Friday, May 12, 2006

My Sit-Com Life

Wednesday I took the kids to get haircuts. I thought that my hairdresser was going to fall apart laughing when Buddy walked in wearing a baseball cap, a diver's mask (upside down) and a fine film of glitter (courtesy of his sister).

I don't need a TV. I travel with my own entertainment.

Millie to the Rescue!

I had an absolutely wonderful experience on Tuesday. I almost hit a chihuahua.

Now that I have your attention . . .

Really. I almost hit a little chihuahua. He ran out in the road, I stopped, he realized that he was in a very bad location and he turned around and ran back into the vacant lot where he and his buddy had been playing. I noticed that both little guys were wearing tags so I turned my car around and parked on the side of the street. Little Guy #2 came right up to me and was instantly my pal which was great because that meant that I could read his tag and find a phone number to call.

What a scary call to get! "Hi! My name is Millie and I have your dog." Turns out Chuy and Marty (the chihuahua and Little Guy #2 respectively) found a way out of the yard over the weekend. They thought they had fixed the problem, but apparently not. Doggie Daddy was extremely grateful that I actually stopped to help his two canine kids and told me that he couldn't leave, but he would call his wife and send her to my house immediately. I told him that was fine, I would definitely have Marty there, but by this time Chuy had run off again. Turns out we were only three houses away from their house and Chuy had gone home. I told him that I would put the two runaways in the back yard and wait for Doggie Mommy to get there to make sure they didn't slip out again.As I escorted Marty and Chuy into the backyard I was greeted by Sam, a Sheltie, and Hobbes, a beautiful brown and black Great Dane. For a split second I was worried that the Dane would be territorial, but she was a sweetie. She came right up to me and looked me over then nudged me for a pat. Chuy, on the other hand, decided that he was now a watch dog and growled that fierce, earth-rumbling chihuahua growl - like a German Shepherd on helium. Once I had made friends with Hobbes and Sammy I decided that I should go ahead and go back out front. It didn't really seem right to wait in their backyard.

It was a wonderful wait. Their house is THE house in my neighborhood. Every time I drive or walk by I try to sneak a peek into the backyard because what I can see of the yard looks amazing. What a fun gift to be able to do a good deed AND get to see the backyard of my dreams!! And it was indeed wonderful. They have a large stone patio with a stand alone fireplace. How cool is that? They have a small in-ground pool with a sandbox near it (for their grandkids when they visit). And there is a large deck/balcony coming out from the second floor. The way the house is situated in the neighborhood, there are no houses behind it. It looks out onto undeveloped land (which I really hope stays undeveloped.)

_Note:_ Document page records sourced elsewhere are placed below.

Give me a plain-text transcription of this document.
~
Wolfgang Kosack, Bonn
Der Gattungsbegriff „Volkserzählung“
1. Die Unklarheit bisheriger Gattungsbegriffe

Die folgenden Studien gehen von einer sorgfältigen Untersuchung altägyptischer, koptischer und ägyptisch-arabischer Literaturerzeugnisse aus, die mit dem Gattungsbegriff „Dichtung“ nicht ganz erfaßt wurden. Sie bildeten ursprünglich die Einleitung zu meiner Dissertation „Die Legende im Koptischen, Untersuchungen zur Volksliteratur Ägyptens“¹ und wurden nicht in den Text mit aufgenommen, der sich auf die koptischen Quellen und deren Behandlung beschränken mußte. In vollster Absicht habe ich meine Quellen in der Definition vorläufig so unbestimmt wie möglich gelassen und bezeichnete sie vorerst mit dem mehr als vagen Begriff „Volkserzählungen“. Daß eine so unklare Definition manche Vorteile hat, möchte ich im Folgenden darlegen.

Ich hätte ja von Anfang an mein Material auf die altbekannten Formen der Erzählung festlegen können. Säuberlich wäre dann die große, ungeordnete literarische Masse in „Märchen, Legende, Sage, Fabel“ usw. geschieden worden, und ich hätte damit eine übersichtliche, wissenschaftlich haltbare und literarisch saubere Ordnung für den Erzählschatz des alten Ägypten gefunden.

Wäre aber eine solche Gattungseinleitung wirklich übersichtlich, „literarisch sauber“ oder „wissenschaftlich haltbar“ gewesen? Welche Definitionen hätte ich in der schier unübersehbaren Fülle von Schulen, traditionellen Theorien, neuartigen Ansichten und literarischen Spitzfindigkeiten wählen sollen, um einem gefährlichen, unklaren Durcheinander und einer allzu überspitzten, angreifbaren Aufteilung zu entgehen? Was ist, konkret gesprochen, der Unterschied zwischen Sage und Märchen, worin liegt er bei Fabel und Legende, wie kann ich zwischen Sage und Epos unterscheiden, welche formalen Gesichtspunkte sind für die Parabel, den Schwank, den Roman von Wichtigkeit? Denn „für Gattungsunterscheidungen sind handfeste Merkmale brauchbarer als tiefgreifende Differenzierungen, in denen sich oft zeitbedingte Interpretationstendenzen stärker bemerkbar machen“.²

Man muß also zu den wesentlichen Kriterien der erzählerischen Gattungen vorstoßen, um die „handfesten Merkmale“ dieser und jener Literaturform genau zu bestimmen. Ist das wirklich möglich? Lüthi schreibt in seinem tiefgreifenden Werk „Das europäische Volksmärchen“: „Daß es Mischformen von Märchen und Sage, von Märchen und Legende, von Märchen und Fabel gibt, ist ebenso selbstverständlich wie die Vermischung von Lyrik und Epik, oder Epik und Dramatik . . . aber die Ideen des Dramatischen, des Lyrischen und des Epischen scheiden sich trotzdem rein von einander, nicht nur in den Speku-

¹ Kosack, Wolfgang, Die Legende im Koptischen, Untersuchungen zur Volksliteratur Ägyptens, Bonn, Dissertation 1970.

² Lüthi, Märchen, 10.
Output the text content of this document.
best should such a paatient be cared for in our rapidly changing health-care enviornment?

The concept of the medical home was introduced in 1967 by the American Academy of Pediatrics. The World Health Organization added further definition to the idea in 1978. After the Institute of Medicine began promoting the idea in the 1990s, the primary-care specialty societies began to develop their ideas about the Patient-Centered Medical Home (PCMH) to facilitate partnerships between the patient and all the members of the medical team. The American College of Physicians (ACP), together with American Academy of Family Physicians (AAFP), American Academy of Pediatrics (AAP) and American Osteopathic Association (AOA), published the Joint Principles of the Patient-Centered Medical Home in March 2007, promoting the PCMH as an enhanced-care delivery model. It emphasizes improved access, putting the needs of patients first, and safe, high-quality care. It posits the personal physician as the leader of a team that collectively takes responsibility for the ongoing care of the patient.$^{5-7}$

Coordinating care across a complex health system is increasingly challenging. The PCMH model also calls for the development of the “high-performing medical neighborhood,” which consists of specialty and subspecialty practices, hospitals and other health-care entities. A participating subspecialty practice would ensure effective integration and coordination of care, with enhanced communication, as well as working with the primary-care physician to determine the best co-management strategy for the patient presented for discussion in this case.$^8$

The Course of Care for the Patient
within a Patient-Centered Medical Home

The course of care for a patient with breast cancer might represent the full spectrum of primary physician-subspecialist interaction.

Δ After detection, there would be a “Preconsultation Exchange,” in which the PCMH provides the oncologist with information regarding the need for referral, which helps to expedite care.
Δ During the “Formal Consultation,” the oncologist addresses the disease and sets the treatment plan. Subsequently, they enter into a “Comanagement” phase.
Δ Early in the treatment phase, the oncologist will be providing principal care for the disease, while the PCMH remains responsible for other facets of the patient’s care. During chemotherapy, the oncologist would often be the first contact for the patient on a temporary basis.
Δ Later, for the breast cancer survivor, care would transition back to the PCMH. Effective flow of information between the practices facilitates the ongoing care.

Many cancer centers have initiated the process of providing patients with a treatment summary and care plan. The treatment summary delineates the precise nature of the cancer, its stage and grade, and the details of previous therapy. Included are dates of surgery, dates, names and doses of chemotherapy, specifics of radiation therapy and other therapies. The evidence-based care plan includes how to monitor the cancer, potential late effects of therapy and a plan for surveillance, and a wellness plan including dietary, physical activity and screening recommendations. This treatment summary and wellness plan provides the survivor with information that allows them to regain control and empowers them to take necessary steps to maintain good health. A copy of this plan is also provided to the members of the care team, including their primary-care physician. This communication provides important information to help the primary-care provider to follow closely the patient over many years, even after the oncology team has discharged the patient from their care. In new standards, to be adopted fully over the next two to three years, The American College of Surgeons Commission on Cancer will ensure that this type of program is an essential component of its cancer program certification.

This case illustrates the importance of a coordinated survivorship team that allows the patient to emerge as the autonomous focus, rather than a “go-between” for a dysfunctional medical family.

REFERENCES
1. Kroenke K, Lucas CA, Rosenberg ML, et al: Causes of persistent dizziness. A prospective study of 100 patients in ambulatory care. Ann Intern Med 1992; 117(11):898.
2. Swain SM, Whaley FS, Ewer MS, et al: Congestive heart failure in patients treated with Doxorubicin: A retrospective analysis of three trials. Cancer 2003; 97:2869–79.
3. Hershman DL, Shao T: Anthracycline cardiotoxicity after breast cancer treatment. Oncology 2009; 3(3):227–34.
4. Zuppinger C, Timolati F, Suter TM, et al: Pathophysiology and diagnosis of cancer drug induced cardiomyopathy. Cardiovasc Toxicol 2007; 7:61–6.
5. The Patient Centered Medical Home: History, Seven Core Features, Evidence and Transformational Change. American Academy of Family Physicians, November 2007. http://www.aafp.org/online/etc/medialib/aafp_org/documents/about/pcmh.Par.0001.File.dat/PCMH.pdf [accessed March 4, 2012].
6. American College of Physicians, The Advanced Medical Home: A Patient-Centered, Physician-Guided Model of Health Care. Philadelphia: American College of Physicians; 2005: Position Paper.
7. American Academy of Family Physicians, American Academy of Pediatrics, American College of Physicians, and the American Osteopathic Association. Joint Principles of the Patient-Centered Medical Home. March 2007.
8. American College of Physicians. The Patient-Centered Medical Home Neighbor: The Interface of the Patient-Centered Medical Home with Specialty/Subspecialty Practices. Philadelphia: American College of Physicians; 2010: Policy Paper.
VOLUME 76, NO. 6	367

The house itself looks like a sweet little bed and breakfast with a cozy front porch, lots of huge trees giving it shade and hanging and potted plants everywhere. As I sat in a comfy chair on the front porch I noticed that one of the hanging plants looked like it was in need of water. This was very out of place because every other plant was well taken care of. I realized why they had "neglected" it when a bird flew to the rim of the planter with a bug in its mouth and I heard tiny chirps from under the leaves. (I then got a thorough blessing out by Mama Bird for being too close to her nest.)

Doggie Mommy got there about 15 or 20 minutes later. She got out of her car and gave me a huge smile and a huge hug. She just kept thanking me over and over for helping their "kids" make it back home. I told her that it was worth it to get to see her backyard!

I came home, put away the groceries and then went out to trim my roses. A few minutes later I saw her drive by and we waved at each other. It felt good to know another face and name in the neighborhood. Later on that evening the doorbell rang. It was Doggie Mommy with a beautiful hanging plant for my backyard. I love making new friends!